次に、オープンキャンパスには積極的に行きましょう。MARCH以上の大学のオープンキャンパスに行くと「大学っていいなあ」と実感できるでしょう。とにかくモチベーションを下げないようにしましょう。
其の七、直前期、本番について
センター試験では東洋大学さえ引っかからなかった僕は、「俺の目標は早稲田だ、早稲田に受かればそれでよし!」と開き直ってノートの復習を毎日続けてました。この時期になると1日40面の復習だけでなく、文化史プリント復習もいつのまにか可能になっていました。やはり何度も声に出して復習してたのが、功を奏したのかもしれません。そんでもって受験当日、のしかかる緊張感の中、本番では、受験した学部それぞれでニヤリが出ました。(とくに学習院!)そんで結果的には第一志望に受かったわけです。合格発表のときはドキドキものでしたが。どの会場でも暖房がかなりきいてますので、着脱しやすい服装で望みましょう。

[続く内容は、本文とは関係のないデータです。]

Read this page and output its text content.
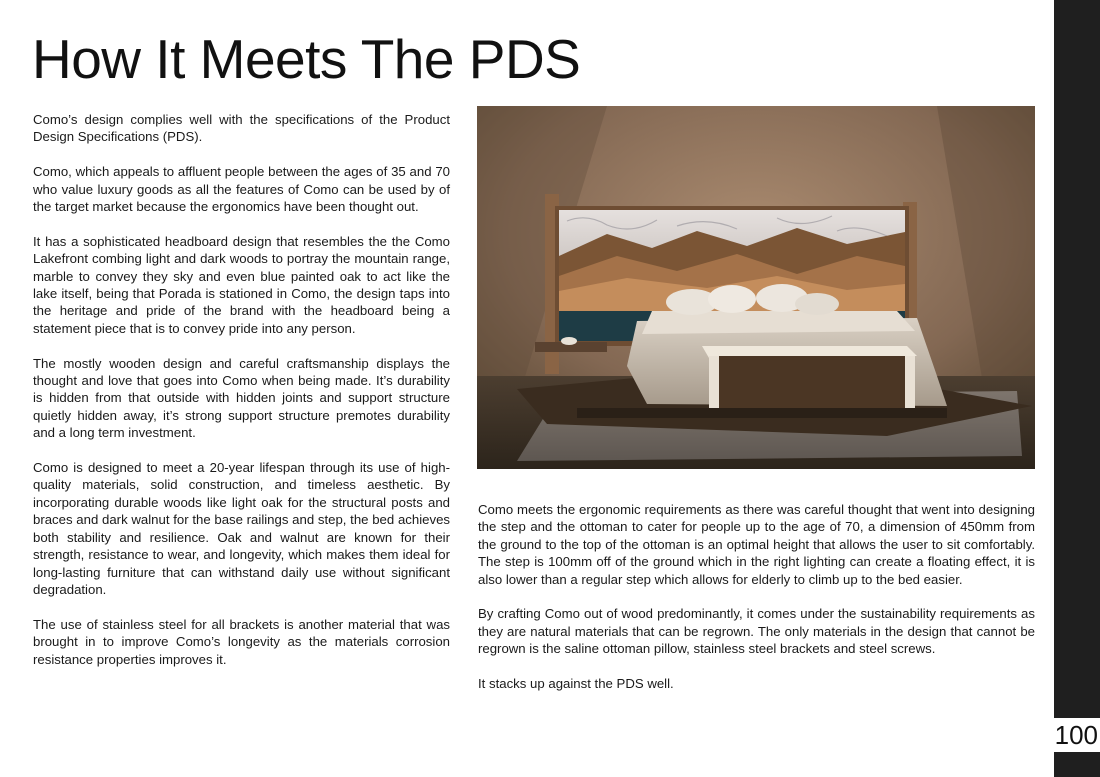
How It Meets The PDS

Como’s design complies well with the specifications of the Product Design Specifications (PDS).

Como, which appeals to affluent people between the ages of 35 and 70 who value luxury goods as all the features of Como can be used by of the target market because the ergonomics have been thought out.

It has a sophisticated headboard design that resembles the the Como Lakefront combing light and dark woods to portray the mountain range, marble to convey they sky and even blue painted oak to act like the lake itself, being that Porada is stationed in Como, the design taps into the heritage and pride of the brand with the headboard being a statement piece that is to convey pride into any person.

The mostly wooden design and careful craftsmanship displays the thought and love that goes into Como when being made. It’s durability is hidden from that outside with hidden joints and support structure quietly hidden away, it’s strong support structure premotes durability and a long term investment.

Como is designed to meet a 20-year lifespan through its use of high-quality materials, solid construction, and timeless aesthetic. By incorporating durable woods like light oak for the structural posts and braces and dark walnut for the base railings and step, the bed achieves both stability and resilience. Oak and walnut are known for their strength, resistance to wear, and longevity, which makes them ideal for long-lasting furniture that can withstand daily use without significant degradation.

The use of stainless steel for all brackets is another material that was brought in to improve Como’s longevity as the materials corrosion resistance properties improves it.

Como meets the ergonomic requirements as there was careful thought that went into designing the step and the ottoman to cater for people up to the age of 70, a dimension of 450mm from the ground to the top of the ottoman is an optimal height that allows the user to sit comfortably. The step is 100mm off of the ground which in the right lighting can create a floating effect, it is also lower than a regular step which allows for elderly to climb up to the bed easier.

By crafting Como out of wood predominantly, it comes under the sustainability requirements as they are natural materials that can be regrown. The only materials in the design that cannot be regrown is the saline ottoman pillow, stainless steel brackets and steel screws.

It stacks up against the PDS well.

100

ずらずらと書いてみましたが、一番言いたいのは、日本史に関しては、石黒先生を信じましょう、ということです。なんか、新興宗教「石黒教」みたいですが(黒住教の類か?)、皆さんの御健闘をお祈りしています。
●コメント
あちこち笑わせてもらいました。読むだけ日本史の良いところが「スッポリ隠れるサイズ」だなんて!
彼は「復元」はやらなかったと書いてますが、その一方で「ひとり講義」はしてたんですね。林君の遺言を読んでてふと思ったのですが、この「ひとり講義」はのちのち役立ったりするんじゃないだろうか…と。社会人になると、人の前で何かを説明しなきゃいけない時が出てくると思うのです。僕も先日、友人の会社の経営計画発表会で5分ほど話をしてきたのですが、前夜は布団の中でひとりぶつぶつ「予習」してました。頭の中で簡単な箇条書き台本を書いて、それをしゃべってたんです。この「ひとりぶつぶつ」をやっておくと、本番でスムーズに話せることがわかってたからなのですが、こういうことって、恥ずかしくてやらない人が多いように思うのですよ。
なーんてまた人生訓をたれてますが、要するに「ひとり講義」をやったことない人に、「もったいないなあ」と言いたいわけです。だって、「1時間3,4ページ」できるってすごいことですよ。しかも、受験直前には、「1日40面の復習だけでなく、文化史プリント復習」が可能って! 一体どういうことなんですか!?
「石黒教」は冗談としても、ここにある偉人のみなさんのアドバイスは、本当に参考になるものばかりだと思います。「偉人教」は十分信仰するに値すると思います。
それにしても「(黒住教の類か?)」ってマニアすぎだよ、林君。